In the Gospel, Jesus addresses his disciples in the midst of the hordes of people who are flocking to him for help. As he does, he says some things that sound pretty odd at first hearing. He pronounces blessed those who are poor, those who are hungry and mourning, those persecuted and ostracized because they are his followers. On the face of it, this Gospel might give us the impression that Jesus is glorifying human suffering and misery. One could walk away thinking that Jesus is suggesting that the more miserable we are the more blessed we are, and the happier God is. But we know that such an idea is not his teaching at all. Luke has just told us that Jesus is busy giving healing and new life to those who are ill or imprisoned by the powers of evil. Jesus reveals a God who wants people to have life in its fullness.

It seems that Jesus calls the poor and suffering blessed because they are people who are likely to recognize their need for God. They are more motivated to turn to God for God’s help and strength, just as the crowds in the Gospel came to Jesus with such eagerness, hoping just to touch him. Jesus addresses warnings to those who are wealthy and popular because they may well fail to recognize their need for God. Throughout his Gospel, Luke recounts stories in which the well-heeled do not use their wealth to help the needy. They tend to be trapped by their possessions and to fall short in their trust of God. It is too easy for them to place their trust in other things, in themselves alone, or just in the present experience of satisfaction.

In this Sunday’s first reading, the prophet Jeremiah proclaims a similar message. He compares those who place their trust in human beings or earthly powers to a barren bush that is lifeless. He likens those who entrust themselves to God to the tree planted beside the water that receives bountiful nourishment and refreshment.

You and I know very well that we are called to place our ultimate trust in God and not in other things or other people. Nor are we to place our ultimate trust in our own personal or professional accomplishments. That is not news to any of us. Each of us has probably experienced times in our lives in which we have recognized our absolute dependence on God and God’s grace in a particularly intense way. My siblings and I experienced that as we kept vigil with my mother at the end of her life. For others it might be a time of struggle with school, deep disappointment in a friendship or other relationship, an experience of illness, or simply the recognition that even our best and most sought after accomplishments do not fulfill us completely. At times like that, we may feel like the people in the Gospel who reach out to Christ in order to touch him and experience his presence and power.

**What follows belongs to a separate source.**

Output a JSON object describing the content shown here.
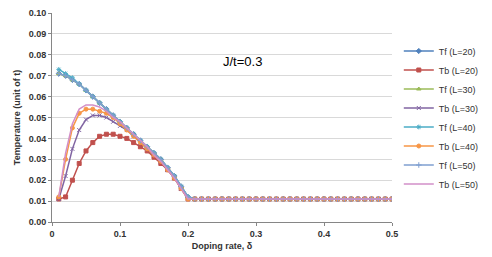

This simple message, though, is one that we need to hear over and over again. It is a word that we need to meditate on with attention. It is just so easy for any of us to lose sight of where we are putting our ultimate trust. Amidst the pressures and temptations of life, it is so easy for us to transfer our trust to something (or someone) other than God. But when we do make a conscious effort to orient our lives and our decisions toward God, we discover a deep joy and satisfaction that nothing else can replace. When we try to live each day with trust in Christ, asking for the strength and the grace we need for that day, other things in our lives tend to fall into their proper place. We find ourselves deeply rooted, like the tree planted next to the life-giving waters. When we live in communion with Christ we experience a resonance with the heart of reality that can sustain us through the difficult times.

As people who come to the Eucharist to be nourished at the table of the Lord, we are those who celebrate and reaffirm the fact that we belong to Christ. We are his. Deep down, I suspect that all of us realize that we are truly happy, we experience real contentment, when we place our deepest hopes in God and make our decisions in the light of our relationship with God. This God whom Jesus reveals is not a heavenly tyrant who wants to keep us in our place. He is a gracious God who offers us true freedom and wants us to flourish. As we come to the Eucharist this Sunday, let us ask the Lord to remind us of the many ways in which he is faithfully present to us. And let us remember that we belong to him.